The LEAF Festival is a bi-annual event that brings together families and friends to experience the power of music, art, culture and poetry. Over 12,000 people camp out or visit the festival on the beautifully majestic grounds surrounding Lake Eden, near Asheville, NC. 

The LEAF organization is committed to using music, art and festivals to create welcoming places and spaces of possibility that foster shared experiences powerful enough to transform lives, connect cultures and generate unity. The organization works with youth in and around Asheville by offering teacher artist residencies.They also work in 10 countries in an effort to engage youth in learning their cultural traditions, empowering them with the life skills necessary to be active agents of change in their communities and in our world at large. 
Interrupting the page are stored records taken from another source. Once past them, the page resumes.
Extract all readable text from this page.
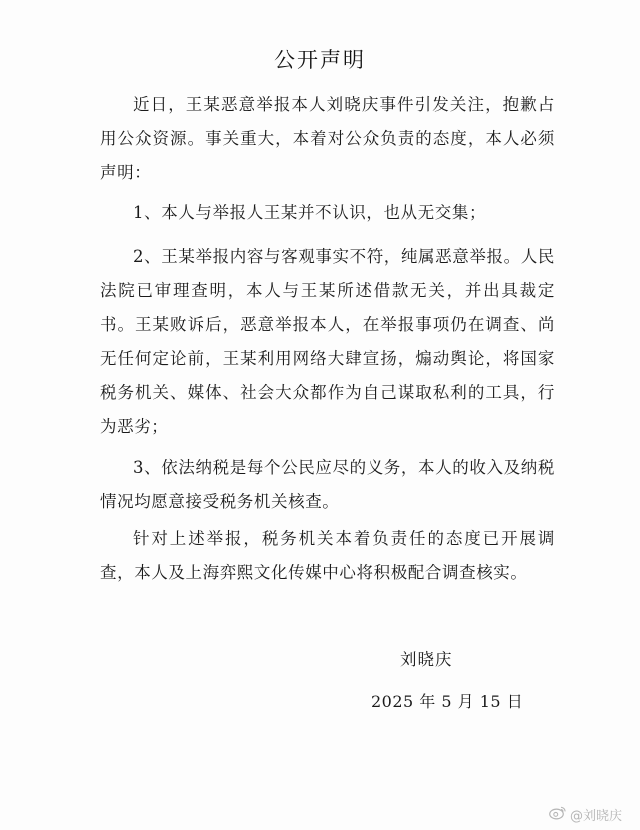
公开声明

近日，王某恶意举报本人刘晓庆事件引发关注，抱歉占用公众资源。事关重大，本着对公众负责的态度，本人必须声明：

1、本人与举报人王某并不认识，也从无交集；

2、王某举报内容与客观事实不符，纯属恶意举报。人民法院已审理查明，本人与王某所述借款无关，并出具裁定书。王某败诉后，恶意举报本人，在举报事项仍在调查、尚无任何定论前，王某利用网络大肆宣扬，煽动舆论，将国家税务机关、媒体、社会大众都作为自己谋取私利的工具，行为恶劣；

3、依法纳税是每个公民应尽的义务，本人的收入及纳税情况均愿意接受税务机关核查。

针对上述举报，税务机关本着负责任的态度已开展调查，本人及上海弈熙文化传媒中心将积极配合调查核实。

刘晓庆
2025 年 5 月 15 日
@刘晓庆
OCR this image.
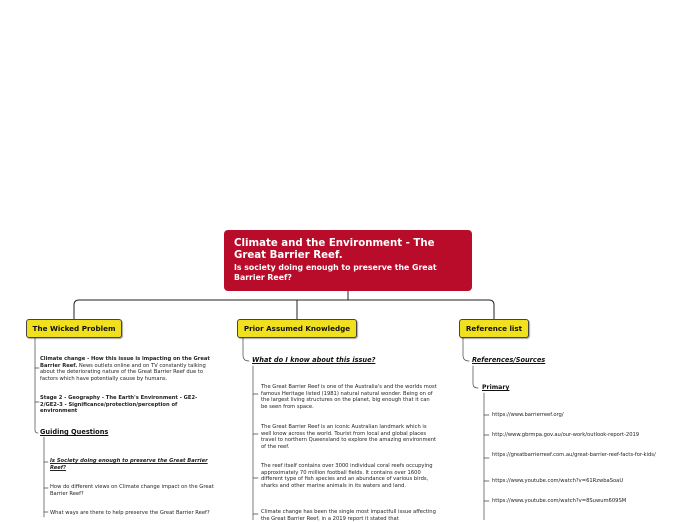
Climate and the Environment - The Great Barrier Reef.
Is society doing enough to preserve the Great Barrier Reef?
The Wicked Problem	Prior Assumed Knowledge	Reference list
Climate change - How this issue is impacting on the Great Barrier Reef. News outlets online and on TV constantly talking about the deteriorating nature of the Great Barrier Reef due to factors which have potentially cause by humans.
Stage 2 - Geography - The Earth's Environment - GE2-2/GE2-3 - Significance/protection/perception of environment
Guiding Questions
Is Society doing enough to preserve the Great Barrier Reef?
How do different views on Climate change impact on the Great Barrier Reef?
What ways are there to help preserve the Great Barrier Reef?
What do I know about this issue?
The Great Barrier Reef is one of the Australia's and the worlds most famous Heritage listed (1981) natural natural wonder. Being on of the largest living structures on the planet, big enough that it can be seen from space.
The Great Barrier Reef is an iconic Australian landmark which is well know across the world. Tourist from local and global places travel to northern Queensland to explore the amazing environment of the reef.
The reef itself contains over 3000 individual coral reefs occupying approximately 70 million football fields. It contains over 1600 different type of fish species and an abundance of various birds, sharks and other marine animals in its waters and land.
Climate change has been the single most impactfull issue affecting the Great Barrier Reef, in a 2019 report it stated that
References/Sources
Primary
https://www.barrierreef.org/
http://www.gbrmpa.gov.au/our-work/outlook-report-2019
https://greatbarrierreef.com.au/great-barrier-reef-facts-for-kids/
https://www.youtube.com/watch?v=61RzwbaSoaU
https://www.youtube.com/watch?v=8Suwum609SM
Through these programs, the festival holds a youth poetry slam to provide children with the opportunity to have an outlet for their work and allows others to share in their artistic expression; however, there is still a lack of youth participation. Kids and teenagers are not allowed to attend the festival without parental supervision. On top of that, tickets cost a great deal, and many parents cannot afford to buy themselves, as well as their children, a ticket. Many parents of the youth poets in the area are working and can’t take the time away to help their kids with this.

For the adult poetry slam, LEAF provides the top 12 qualifying poets tickets to the next festival. While trying to create a stronger artist base in the community, the LEAF Festival lacks the understanding to help allow budding performers to participate.

This year only five teenagers signed up. Typically a slam has three rounds with half of the poets eliminated each round. However, due to the lack of participation and the fact that many of them only had one poem, it was decided that it would merely be a reading of their work. Despite the lack of competition all the poets requested that they be scored by judges so that they might better be able to know how the crowd perceived each poem.

These kids wanted to learn, to develop their poetry. They had the courage to get up on stage in front of a crowd of near 50 people and perform their work. Sure, they stuttered and they stumbled and the wind blew so hard the papers in their notebook were thrown into chaos. Yet, despite all those inconveniences they were happy to share their pieces.

A boy of about nine was the only poet that had three poems to share. For his first piece, he strutted on stage with an amp and an electric guitar on his back. He spoke of rock and roll and after he finished reading he set down his binder, filled to the brim of his work, and rocked out. The crowd whooped and hollered giving him the encouragement he had wished for.

After it was over, they dispersed, mist into the fog of other campers, their heads not yet tall enough to show over the mass of tents that littered the fields.